Volvieron con los trofeos de la caza. La carne había bendecido el carro, donde la capucha negra de Angus, siempre echada sobre su rostro, se destacaba por encima de la carga. Las presas seguían a los cazadores conformando un cortejo sagrado y fiero. Garras de oso, su cabeza y su gran piel, enormes cuartos traseros, afilados colmillos, cornamentas de ciervo, patos ensartados por flechas y aguijones. Sangre y muerte a sus espaldas.
El estandarte de Warnakind era un paño rojo teñido de almagre con un caballo negro encabritado en el centro, marcado por los herreros gracias a una muesca forjada muchos años atrás, que calentaban al blanco rusiente antes de aplicar sobre la piel curtida cosida con agujas de bronce. Alguien lo mantenía erguido al frente de la compañía de cazadores. Widukind se preguntaba dónde encontraría un caballo como aquél, para montarlo cuando fuese mayor, un caballo salvaje que rompiese el viento, como le había dicho Helglum.
Su padre era el gran señor de una tierra marcada por accidentes naturales y antiguas rocas de los templos teutones: una tierra de héroes, según le habían dicho desde que estuvo en la cuna de madera, mecido por la bondadosa mano de su madre. Tenía que existir un caballo adecuado para él en algún lugar. Lo compraría a cualquier precio, se decía. Al volver, Wigaldinghus apareció en el regazo de las tierras bajas, un hogar junto al río, y lo descubrió con diferentes ojos.
No podía ser un caballo cualquiera, ni más pequeño ni menos fuerte de lo que había deseado. Sus sueños volaban entre leyendas paganas, es cierto, ardían incendiados por el fuego de la superstición.
Angus no habría podido dar fe, en su calidad de maestro, de la variedad de ideas y leyendas que eran arrojadas en la mente de los niños, como siniestros conjuros. Los vio crecer en medio de un mundo en el que hasta la más fina brizna de hierba parecía gozar de una vida ultraterrena, de una divinidad tutelar que podía habitar en el lecho de una fuente perdida, entre las sombras de una barba de musgo, en las gotas que tamborileaban en la oscuridad de una caverna. La naturaleza estaba viva, viva y libre, no sometida a fuerza superior alguna: ella era la fuerza superior, el orden y el caos, Dios. El hombre caminaba libre en medio de un mundo de fuerzas que se recreaban unas en otras, sin orden ni concierto, salvo el capricho de la fuerza de los dioses, personificaciones inferiores en comparación con su idea de Dios. No llegó a olvidarse de Él, practicaba sus votos en la oscuridad, pero se dio cuenta de que su fe fallaba y tuvo que darse por vencido y convivir con el influjo de aquellas creencias paganas, que cada vez comprendía mejor, muy a su pesar como cristiano.
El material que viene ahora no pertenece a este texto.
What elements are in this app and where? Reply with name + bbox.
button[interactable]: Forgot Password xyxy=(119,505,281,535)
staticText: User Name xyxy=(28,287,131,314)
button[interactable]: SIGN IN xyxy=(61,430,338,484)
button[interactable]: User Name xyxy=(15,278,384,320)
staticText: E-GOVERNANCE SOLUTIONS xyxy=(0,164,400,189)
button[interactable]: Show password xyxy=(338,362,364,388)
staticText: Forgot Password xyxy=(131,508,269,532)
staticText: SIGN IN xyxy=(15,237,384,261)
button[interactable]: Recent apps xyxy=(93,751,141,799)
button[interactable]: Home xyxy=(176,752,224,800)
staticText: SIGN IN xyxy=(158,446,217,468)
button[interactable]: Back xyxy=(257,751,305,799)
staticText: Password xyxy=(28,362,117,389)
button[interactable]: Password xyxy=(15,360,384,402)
En el corazón de las sombras, se abrían nuevos misterios de una profundidad inaccesible, misterios que escapaban a lo que había concebido como maldad y ferocidad. En cualquier caso, Widukind crecía con ellos. El elegido de Remigio se volvía más grande, más valiente, más violento de lo que su instructor espiritual pudo imaginar, cuando lo vio por primera vez, cogido de la mano de su madre.
Tal vez no era un muchacho especialmente robusto, pero su fuerza podía intimidar rápidamente. Tenía la capacidad de gobernar a otros niños si eran capaces de prestarle atención. No obstante, los niños jugaban como pequeños animales, libres… no se escuchaban demasiado unos a otros y en aquellos tiempos la fuerza de los brazos y piernas de Widukind no bastaba para convertirle en el líder. Eso causaba desazón en él. Ragnar era el auténtico líder del grupo. Sin embargo, a menudo advertía cómo la palabra del muchacho sajón era capaz de reunirlos a todos, cómo él asumía el mando de un modo eficaz y autoritario, y eso sólo ocurría cuando era necesario comprender algo para abordarlo. Las cosas cambiarían, claro, cuando se hiciese más mayor.
La niñez se acababa. La sangre manaba de sus heridas, dibujando cicatrices que los marcarían de por vida. Las severas enseñanzas del acero cambiaban a los muchachos, haciéndolos fieros, convirtiéndolos en guerreros. Pero Widukind seguía asegurando estar en contacto con aquellos caminantes de las sombras, y el miedo sobrecogía a sus compañeros cuando hablaba de ellos.